What each MCP is used for

  • 🧩 Atlassian MCP – access Jira issues for /research, /plan, /implement, /review.
  • 🎨 Figma MCP Server – pull design details, components, and variables for design‑driven work.
  • 📚 Context7 MCP – semantic search in external docs and knowledge bases.
  • 🧪 Playwright MCP – run browser interactions and end‑to‑end style checks from Copilot.
  • 🧠 Sequential Thinking MCP – advanced reasoning tool for complex problem analysis.
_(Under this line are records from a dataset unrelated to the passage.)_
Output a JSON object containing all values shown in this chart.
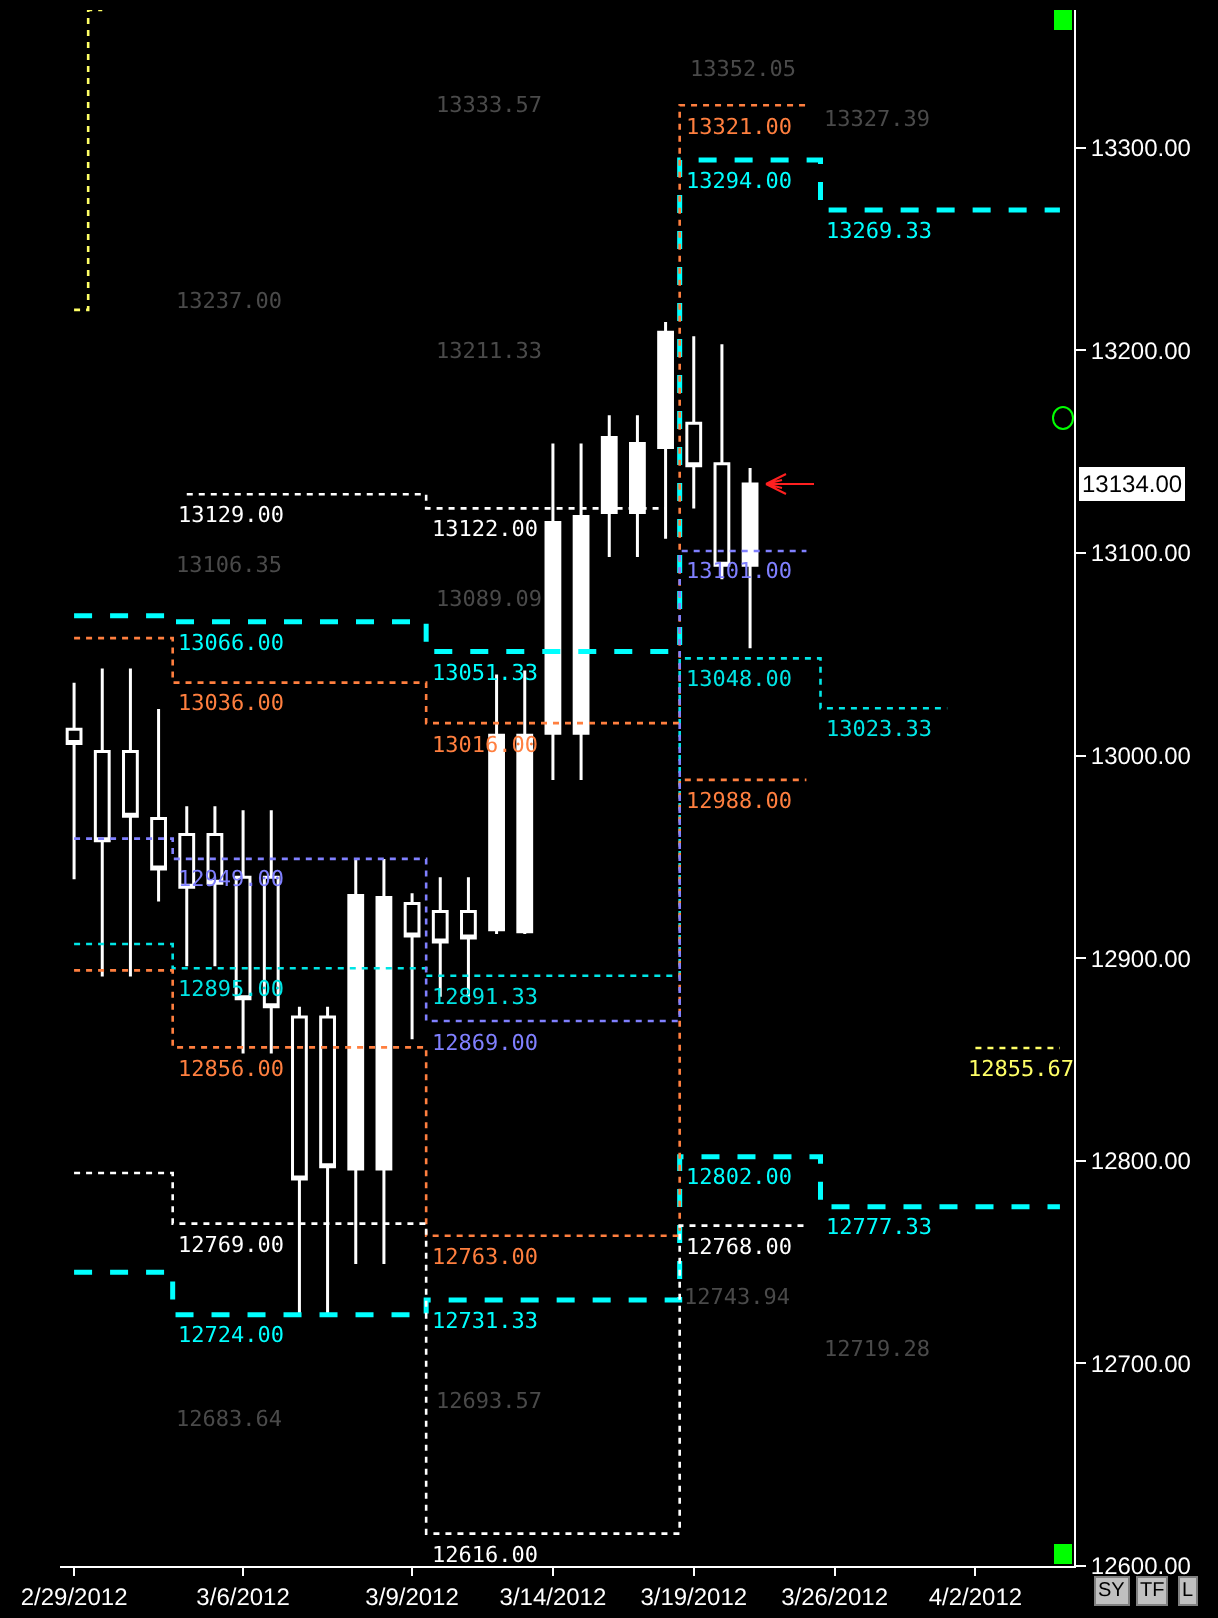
{
  "chart_data": {
    "type": "candlestick",
    "categories": [
      "2/29/2012",
      null,
      null,
      null,
      null,
      null,
      "3/6/2012",
      null,
      null,
      null,
      null,
      null,
      "3/9/2012",
      null,
      null,
      null,
      null,
      "3/14/2012",
      null,
      null,
      null,
      null,
      "3/19/2012",
      null,
      null,
      null,
      null,
      "3/26/2012",
      null,
      null,
      null,
      null,
      "4/2/2012",
      null,
      null,
      null
    ],
    "ohlc": [
      [
        13013,
        13036,
        12939,
        13006
      ],
      [
        13002,
        13043,
        12891,
        12958
      ],
      [
        13002,
        13043,
        12891,
        12970
      ],
      [
        12969,
        13023,
        12928,
        12944
      ],
      [
        12961,
        12975,
        12896,
        12935
      ],
      [
        12961,
        12975,
        12896,
        12937
      ],
      [
        12940,
        12973,
        12853,
        12880
      ],
      [
        12940,
        12973,
        12853,
        12876
      ],
      [
        12871,
        12876,
        12723,
        12791
      ],
      [
        12871,
        12876,
        12723,
        12797
      ],
      [
        12796,
        12949,
        12749,
        12931
      ],
      [
        12796,
        12949,
        12749,
        12930
      ],
      [
        12927,
        12932,
        12860,
        12911
      ],
      [
        12923,
        12940,
        12881,
        12908
      ],
      [
        12923,
        12940,
        12881,
        12910
      ],
      [
        12914,
        13040,
        12912,
        13010
      ],
      [
        12913,
        13042,
        12912,
        13010
      ],
      [
        13011,
        13154,
        12988,
        13115
      ],
      [
        13011,
        13154,
        12988,
        13118
      ],
      [
        13120,
        13168,
        13098,
        13157
      ],
      [
        13120,
        13168,
        13098,
        13154
      ],
      [
        13152,
        13214,
        13107,
        13209
      ],
      [
        13164,
        13207,
        13122,
        13143
      ],
      [
        13144,
        13203,
        13087,
        13094
      ],
      [
        13094,
        13142,
        13053,
        13134
      ],
      null,
      null,
      null,
      null,
      null,
      null,
      null,
      null,
      null,
      null,
      null
    ],
    "color": "#ffffff",
    "series": [
      {
        "type": "step",
        "color": "#00ffff",
        "line_style": "dashed",
        "values": [
          13069,
          13069,
          13069,
          13069,
          13066,
          13066,
          13066,
          13066,
          13066,
          13066,
          13066,
          13066,
          13066,
          13051.33,
          13051.33,
          13051.33,
          13051.33,
          13051.33,
          13051.33,
          13051.33,
          13051.33,
          13051.33,
          13294,
          13294,
          13294,
          13294,
          13294,
          13269.33,
          13269.33,
          13269.33,
          13269.33,
          13269.33,
          13269.33,
          13269.33,
          13269.33,
          13269.33
        ],
        "value_labels": [
          null,
          null,
          null,
          null,
          "13066.00",
          null,
          null,
          null,
          null,
          null,
          null,
          null,
          null,
          "13051.33",
          null,
          null,
          null,
          null,
          null,
          null,
          null,
          null,
          "13294.00",
          null,
          null,
          null,
          null,
          "13269.33",
          null,
          null,
          null,
          null,
          null,
          null,
          null,
          null
        ]
      },
      {
        "type": "step",
        "color": "#00ffff",
        "line_style": "dashed",
        "values": [
          12745,
          12745,
          12745,
          12745,
          12724,
          12724,
          12724,
          12724,
          12724,
          12724,
          12724,
          12724,
          12724,
          12731.33,
          12731.33,
          12731.33,
          12731.33,
          12731.33,
          12731.33,
          12731.33,
          12731.33,
          12731.33,
          12802,
          12802,
          12802,
          12802,
          12802,
          12777.33,
          12777.33,
          12777.33,
          12777.33,
          12777.33,
          12777.33,
          12777.33,
          12777.33,
          12777.33
        ],
        "value_labels": [
          null,
          null,
          null,
          null,
          "12724.00",
          null,
          null,
          null,
          null,
          null,
          null,
          null,
          null,
          "12731.33",
          null,
          null,
          null,
          null,
          null,
          null,
          null,
          null,
          "12802.00",
          null,
          null,
          null,
          null,
          "12777.33",
          null,
          null,
          null,
          null,
          null,
          null,
          null,
          null
        ]
      },
      {
        "type": "step",
        "color": "#00e5e5",
        "line_style": "dotted",
        "values": [
          12907,
          12907,
          12907,
          12907,
          12895,
          12895,
          12895,
          12895,
          12895,
          12895,
          12895,
          12895,
          12895,
          12891.33,
          12891.33,
          12891.33,
          12891.33,
          12891.33,
          12891.33,
          12891.33,
          12891.33,
          12891.33,
          13048,
          13048,
          13048,
          13048,
          13048,
          13023.33,
          13023.33,
          13023.33,
          13023.33,
          13023.33,
          null,
          null,
          null,
          null
        ],
        "value_labels": [
          null,
          null,
          null,
          null,
          "12895.00",
          null,
          null,
          null,
          null,
          null,
          null,
          null,
          null,
          "12891.33",
          null,
          null,
          null,
          null,
          null,
          null,
          null,
          null,
          "13048.00",
          null,
          null,
          null,
          null,
          "13023.33",
          null,
          null,
          null,
          null,
          null,
          null,
          null,
          null
        ]
      },
      {
        "type": "step",
        "color": "#ff7f3f",
        "line_style": "dotted",
        "values": [
          13058,
          13058,
          13058,
          13058,
          13036,
          13036,
          13036,
          13036,
          13036,
          13036,
          13036,
          13036,
          13036,
          13016,
          13016,
          13016,
          13016,
          13016,
          13016,
          13016,
          13016,
          13016,
          13321,
          13321,
          13321,
          13321,
          13321,
          null,
          null,
          null,
          null,
          null,
          null,
          null,
          null,
          null
        ],
        "value_labels": [
          null,
          null,
          null,
          null,
          "13036.00",
          null,
          null,
          null,
          null,
          null,
          null,
          null,
          null,
          "13016.00",
          null,
          null,
          null,
          null,
          null,
          null,
          null,
          null,
          "13321.00",
          null,
          null,
          null,
          null,
          null,
          null,
          null,
          null,
          null,
          null,
          null,
          null,
          null
        ]
      },
      {
        "type": "step",
        "color": "#ff7f3f",
        "line_style": "dotted",
        "values": [
          12894,
          12894,
          12894,
          12894,
          12856,
          12856,
          12856,
          12856,
          12856,
          12856,
          12856,
          12856,
          12856,
          12763,
          12763,
          12763,
          12763,
          12763,
          12763,
          12763,
          12763,
          12763,
          12988,
          12988,
          12988,
          12988,
          12988,
          null,
          null,
          null,
          null,
          null,
          null,
          null,
          null,
          null
        ],
        "value_labels": [
          null,
          null,
          null,
          null,
          "12856.00",
          null,
          null,
          null,
          null,
          null,
          null,
          null,
          null,
          "12763.00",
          null,
          null,
          null,
          null,
          null,
          null,
          null,
          null,
          "12988.00",
          null,
          null,
          null,
          null,
          null,
          null,
          null,
          null,
          null,
          null,
          null,
          null,
          null
        ]
      },
      {
        "type": "step",
        "color": "#8080ff",
        "line_style": "dotted",
        "values": [
          12959,
          12959,
          12959,
          12959,
          12949,
          12949,
          12949,
          12949,
          12949,
          12949,
          12949,
          12949,
          12949,
          12869,
          12869,
          12869,
          12869,
          12869,
          12869,
          12869,
          12869,
          12869,
          13101,
          13101,
          13101,
          13101,
          13101,
          null,
          null,
          null,
          null,
          null,
          null,
          null,
          null,
          null
        ],
        "value_labels": [
          null,
          null,
          null,
          null,
          "12949.00",
          null,
          null,
          null,
          null,
          null,
          null,
          null,
          null,
          "12869.00",
          null,
          null,
          null,
          null,
          null,
          null,
          null,
          null,
          "13101.00",
          null,
          null,
          null,
          null,
          null,
          null,
          null,
          null,
          null,
          null,
          null,
          null,
          null
        ]
      },
      {
        "type": "step",
        "color": "#ffffff",
        "line_style": "dotted",
        "values": [
          null,
          null,
          null,
          null,
          13129,
          13129,
          13129,
          13129,
          13129,
          13129,
          13129,
          13129,
          13129,
          13122,
          13122,
          13122,
          13122,
          13122,
          13122,
          13122,
          13122,
          13122,
          null,
          null,
          null,
          null,
          null,
          null,
          null,
          null,
          null,
          null,
          null,
          null,
          null,
          null
        ],
        "value_labels": [
          null,
          null,
          null,
          null,
          "13129.00",
          null,
          null,
          null,
          null,
          null,
          null,
          null,
          null,
          "13122.00",
          null,
          null,
          null,
          null,
          null,
          null,
          null,
          null,
          null,
          null,
          null,
          null,
          null,
          null,
          null,
          null,
          null,
          null,
          null,
          null,
          null,
          null
        ]
      },
      {
        "type": "step",
        "color": "#ffffff",
        "line_style": "dotted",
        "values": [
          12794,
          12794,
          12794,
          12794,
          12769,
          12769,
          12769,
          12769,
          12769,
          12769,
          12769,
          12769,
          12769,
          12616,
          12616,
          12616,
          12616,
          12616,
          12616,
          12616,
          12616,
          12616,
          12768,
          12768,
          12768,
          12768,
          12768,
          null,
          null,
          null,
          null,
          null,
          null,
          null,
          null,
          null
        ],
        "value_labels": [
          null,
          null,
          null,
          null,
          "12769.00",
          null,
          null,
          null,
          null,
          null,
          null,
          null,
          null,
          "12616.00",
          null,
          null,
          null,
          null,
          null,
          null,
          null,
          null,
          "12768.00",
          null,
          null,
          null,
          null,
          null,
          null,
          null,
          null,
          null,
          null,
          null,
          null,
          null
        ]
      },
      {
        "type": "step",
        "color": "#ffff66",
        "line_style": "dotted",
        "values": [
          null,
          null,
          null,
          null,
          null,
          null,
          null,
          null,
          null,
          null,
          null,
          null,
          null,
          null,
          null,
          null,
          null,
          null,
          null,
          null,
          null,
          null,
          null,
          null,
          null,
          null,
          null,
          null,
          null,
          null,
          null,
          null,
          12855.67,
          12855.67,
          12855.67,
          12855.67
        ],
        "value_labels": [
          null,
          null,
          null,
          null,
          null,
          null,
          null,
          null,
          null,
          null,
          null,
          null,
          null,
          null,
          null,
          null,
          null,
          null,
          null,
          null,
          null,
          null,
          null,
          null,
          null,
          null,
          null,
          null,
          null,
          null,
          null,
          null,
          "12855.67",
          null,
          null,
          null
        ]
      },
      {
        "type": "step",
        "color": "#ffff66",
        "line_style": "dotted",
        "values": [
          13220,
          13368,
          null,
          null,
          null,
          null,
          null,
          null,
          null,
          null,
          null,
          null,
          null,
          null,
          null,
          null,
          null,
          null,
          null,
          null,
          null,
          null,
          null,
          null,
          null,
          null,
          null,
          null,
          null,
          null,
          null,
          null,
          null,
          null,
          null,
          null
        ],
        "value_labels": [
          null,
          null,
          null,
          null,
          null,
          null,
          null,
          null,
          null,
          null,
          null,
          null,
          null,
          null,
          null,
          null,
          null,
          null,
          null,
          null,
          null,
          null,
          null,
          null,
          null,
          null,
          null,
          null,
          null,
          null,
          null,
          null,
          null,
          null,
          null,
          null
        ]
      }
    ],
    "ylim": [
      12600,
      13368
    ],
    "yticks": [
      {
        "value": 12600,
        "label": "12600.00"
      },
      {
        "value": 12700,
        "label": "12700.00"
      },
      {
        "value": 12800,
        "label": "12800.00"
      },
      {
        "value": 12900,
        "label": "12900.00"
      },
      {
        "value": 13000,
        "label": "13000.00"
      },
      {
        "value": 13100,
        "label": "13100.00"
      },
      {
        "value": 13200,
        "label": "13200.00"
      },
      {
        "value": 13300,
        "label": "13300.00"
      }
    ],
    "annotations": [
      "13352.05",
      "13333.57",
      "13327.39",
      "13237.00",
      "13211.33",
      "13106.35",
      "13089.09",
      "12743.94",
      "12719.28",
      "12693.57",
      "12683.64",
      "13134.00",
      "SY",
      "TF",
      "L"
    ]
  }
}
Some MCPs require API keys or local apps running. Configure auth as described in each MCP's own documentation.

🧠 Sequential Thinking MCP

We use the Sequential Thinking MCP to handle complex logic, reduce hallucinations, and ensure thorough problem analysis. It allows agents to:

  • Revise previous thoughts when new information is found.
  • Branch into alternative lines of thinking.
  • Track progress through a complex task.

🛠 Using This Repository in Your Projects

Once the repo is cloned and VS Code User Settings are configured:

  1. Open your project in VS Code.

  2. Open GitHub Copilot Chat.

  3. Switch to one of the configured agents (Architect, Business Analyst, Software Engineer, Code Reviewer).

  4. Use the workflow prompts:

    • /research <JIRA_ID>
    • /plan <JIRA_ID>
    • /implement <JIRA_ID>
    • /review <JIRA_ID>

    For frontend tasks with Figma designs:

    • /research <JIRA_ID> – gather requirements including design context
    • /plan <JIRA_ID> – create implementation plan
    • /implement-ui <JIRA_ID> – implement with iterative Figma verification (calls /review-ui in loop)
    • /review <JIRA_ID> – final code review

    Standalone utilities:

    • /code-quality-check – comprehensive code quality analysis (dead code, duplications, improvements)

All of these will leverage the shared configuration from copilot-collections while still respecting your project’s own code and context.


📌 Summary

  • Central place for shared Copilot agents, prompts, and workflows.
  • Optimized for teams working with Jira, Figma, MCPs, and VS Code.
  • Designed to be plug‑and‑play – clone next to your projects, configure it once in VS Code User Settings, and start using /research → /plan → /implement → /review immediately in any workspace.

📄 License

This project is licensed under the MIT License.